The wooden cuckoo clock, meanwhile, ticked evenly away. A quail emerged from one of two wooden doors every quarter of an hour and let you know about it, and on the hour first the quail came out, then the cuckoo, and there was a soft bell that rang just ahead of each cuckoo call. Midnight and noon were not just times of the day for that clock; they were productions. It was accurate to a minute a month, all for the price of running up the three weights which drove it, each night before bedtime.
The clock’s maker had been dead before Ruiz-Sanchez was born. In contrast, the priest would probably buy and jettison at least a dozen cheap electric clocks in the course of one lifetime, as their makers had intended he should; they were linearly descended from “planned obsolescence,” the craze for waste which had hit the Americas during the last half of the previous century.
“I’m sure it is,” he said humbly. “I have one more question, if I may. It is really part of the same question. I have asked you if you die; now I should like to ask how you are born. I see many adults on your streets and sometimes in your houses— though I gather you yourself are alone—but never any children. Can you explain this to me? Or if the subject is not allowed to be discussed—”

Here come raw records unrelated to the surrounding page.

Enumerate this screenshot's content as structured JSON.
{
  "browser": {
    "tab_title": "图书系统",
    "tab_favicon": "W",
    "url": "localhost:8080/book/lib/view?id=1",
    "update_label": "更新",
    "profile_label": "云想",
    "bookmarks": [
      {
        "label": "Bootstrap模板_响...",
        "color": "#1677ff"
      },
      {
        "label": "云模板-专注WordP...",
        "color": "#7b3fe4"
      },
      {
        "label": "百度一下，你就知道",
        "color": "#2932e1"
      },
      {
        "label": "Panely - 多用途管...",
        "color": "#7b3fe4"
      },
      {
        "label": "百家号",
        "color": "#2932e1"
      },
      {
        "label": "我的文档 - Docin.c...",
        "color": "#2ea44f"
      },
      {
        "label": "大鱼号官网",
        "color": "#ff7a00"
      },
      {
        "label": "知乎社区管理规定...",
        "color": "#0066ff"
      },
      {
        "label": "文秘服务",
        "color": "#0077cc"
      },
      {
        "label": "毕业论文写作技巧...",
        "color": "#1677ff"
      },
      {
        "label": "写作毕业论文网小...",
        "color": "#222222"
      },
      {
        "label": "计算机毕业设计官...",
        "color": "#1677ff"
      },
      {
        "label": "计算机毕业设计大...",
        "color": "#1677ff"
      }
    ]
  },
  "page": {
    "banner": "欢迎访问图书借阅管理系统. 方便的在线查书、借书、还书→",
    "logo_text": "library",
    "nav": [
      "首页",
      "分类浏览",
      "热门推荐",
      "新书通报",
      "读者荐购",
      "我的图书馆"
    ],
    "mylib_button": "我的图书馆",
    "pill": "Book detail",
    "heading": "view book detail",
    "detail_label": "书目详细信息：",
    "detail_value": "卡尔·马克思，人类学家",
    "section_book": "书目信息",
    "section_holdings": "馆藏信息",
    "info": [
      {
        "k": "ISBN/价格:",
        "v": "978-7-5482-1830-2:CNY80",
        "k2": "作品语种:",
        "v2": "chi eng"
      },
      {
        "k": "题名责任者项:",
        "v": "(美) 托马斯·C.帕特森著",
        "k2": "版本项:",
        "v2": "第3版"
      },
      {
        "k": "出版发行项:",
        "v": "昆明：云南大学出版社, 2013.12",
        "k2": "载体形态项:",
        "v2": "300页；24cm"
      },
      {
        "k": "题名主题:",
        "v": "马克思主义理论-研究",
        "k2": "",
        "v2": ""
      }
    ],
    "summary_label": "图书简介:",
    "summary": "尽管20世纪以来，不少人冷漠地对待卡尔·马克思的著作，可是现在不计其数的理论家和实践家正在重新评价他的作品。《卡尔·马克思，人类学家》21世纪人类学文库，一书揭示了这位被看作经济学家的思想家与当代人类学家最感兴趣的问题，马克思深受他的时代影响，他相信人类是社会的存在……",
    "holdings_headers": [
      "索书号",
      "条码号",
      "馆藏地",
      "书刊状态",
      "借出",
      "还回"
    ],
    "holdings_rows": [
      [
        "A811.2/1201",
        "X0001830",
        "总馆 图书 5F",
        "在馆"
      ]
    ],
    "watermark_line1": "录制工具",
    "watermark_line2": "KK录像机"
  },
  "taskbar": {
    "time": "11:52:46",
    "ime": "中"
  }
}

“But why should it not be? There can never be any closed subjects,” Chtexa said. “Our women, as I’m sure you know, have abdominal pouches where the eggs are carried. It was a lucky mutation for us, for there are a number of nest-robbing species on this planet.”
“Yes, we have a few animals with a somewhat similar arrangement on Earth, although they are viviparous.”
“Our eggs are laid in these pouches once a year,” Chtexa said. “It is then that the women leave their own houses and seek out the man of their choice to fertilize the eggs. I am alone because, thus far, I am no woman’s first choice this season; I will be elected in the Second Marriage, which is tomorrow.”